Partially linear additive models generalize linear ones since they model the relation between a response variable and covariates by assuming that some covariates have a linear relation with the response but each of the others enter through unknown univariate smooth functions. The harmful effect of outliers either in the residuals or in the covariates involved in the linear component has been described in the situation of partially linear models, that is, when only one nonparametric component is involved in the model. When dealing with additive components, the problem of providing reliable estimators when atypical data arise, is of practical importance motivating the need of robust procedures. Hence, we propose a family of robust estimators for partially linear additive models by combining $B-$splines with robust linear regression estimators. We obtain consistency results, rates of convergence and asymptotic normality for the linear components, under mild assumptions. A Monte Carlo study is carried out to compare the performance of the robust proposal with its classical counterpart under different models and contamination schemes. The numerical experiments show the advantage of the proposed methodology for finite samples. We also illustrate the usefulness of the proposed approach on a real data set.
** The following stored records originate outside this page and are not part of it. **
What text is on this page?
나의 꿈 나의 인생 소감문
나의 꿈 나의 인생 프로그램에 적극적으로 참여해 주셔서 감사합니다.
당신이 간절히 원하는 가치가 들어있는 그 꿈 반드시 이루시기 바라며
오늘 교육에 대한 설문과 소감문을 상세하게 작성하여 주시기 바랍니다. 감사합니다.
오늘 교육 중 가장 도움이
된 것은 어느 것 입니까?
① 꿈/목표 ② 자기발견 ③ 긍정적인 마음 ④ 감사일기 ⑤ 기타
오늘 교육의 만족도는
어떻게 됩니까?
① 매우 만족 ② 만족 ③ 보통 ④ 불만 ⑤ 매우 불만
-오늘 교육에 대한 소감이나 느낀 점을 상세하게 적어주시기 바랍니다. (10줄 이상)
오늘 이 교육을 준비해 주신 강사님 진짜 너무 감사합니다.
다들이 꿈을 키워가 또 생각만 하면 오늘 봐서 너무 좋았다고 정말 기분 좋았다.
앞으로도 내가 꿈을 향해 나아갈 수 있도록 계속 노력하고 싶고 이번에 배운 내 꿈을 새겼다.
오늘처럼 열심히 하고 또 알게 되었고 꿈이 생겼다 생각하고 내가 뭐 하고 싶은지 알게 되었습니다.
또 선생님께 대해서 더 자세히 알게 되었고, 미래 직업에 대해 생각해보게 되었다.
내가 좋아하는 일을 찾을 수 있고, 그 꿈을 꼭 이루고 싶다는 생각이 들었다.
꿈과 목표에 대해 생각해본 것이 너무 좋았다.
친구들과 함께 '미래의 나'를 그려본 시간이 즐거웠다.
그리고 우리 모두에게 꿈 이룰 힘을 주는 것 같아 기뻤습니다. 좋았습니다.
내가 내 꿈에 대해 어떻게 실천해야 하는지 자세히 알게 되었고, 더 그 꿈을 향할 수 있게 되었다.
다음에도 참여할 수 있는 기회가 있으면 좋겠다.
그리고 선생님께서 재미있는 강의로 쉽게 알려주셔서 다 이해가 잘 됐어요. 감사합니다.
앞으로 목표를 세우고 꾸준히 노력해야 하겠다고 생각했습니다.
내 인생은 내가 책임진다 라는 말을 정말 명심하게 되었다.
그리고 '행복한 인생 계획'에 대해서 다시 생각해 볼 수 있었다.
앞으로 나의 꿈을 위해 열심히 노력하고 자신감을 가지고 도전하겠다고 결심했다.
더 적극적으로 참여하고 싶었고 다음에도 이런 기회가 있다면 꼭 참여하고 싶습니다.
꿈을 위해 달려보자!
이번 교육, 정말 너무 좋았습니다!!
翻译：部分线性加性模型是对线性模型的推广，它通过假设某些协变量与响应变量呈线性关系，而其余每个协变量通过未知一元光滑函数进入模型，来刻画响应变量与协变量之间的关系。在仅包含一个非参数分量的部分线性模型场景中，残差或线性分量中涉及的协变量出现异常值的有害影响已被描述。当处理加性分量时，在异常数据出现时提供可靠估计的问题具有实际重要性，这促使需要稳健方法。因此，我们通过将 $B-$样条与稳健线性回归估计量相结合，提出了一类针对部分线性加性模型的稳健估计量。在温和假设下，我们获得了线性分量的一致性结果、收敛速度和渐近正态性。通过蒙特卡洛研究，比较了在不同模型和污染方案下稳健方法与其经典方法的性能。数值实验显示了所提方法在有限样本下的优势。我们还通过一个真实数据集说明了所提方法的实用性。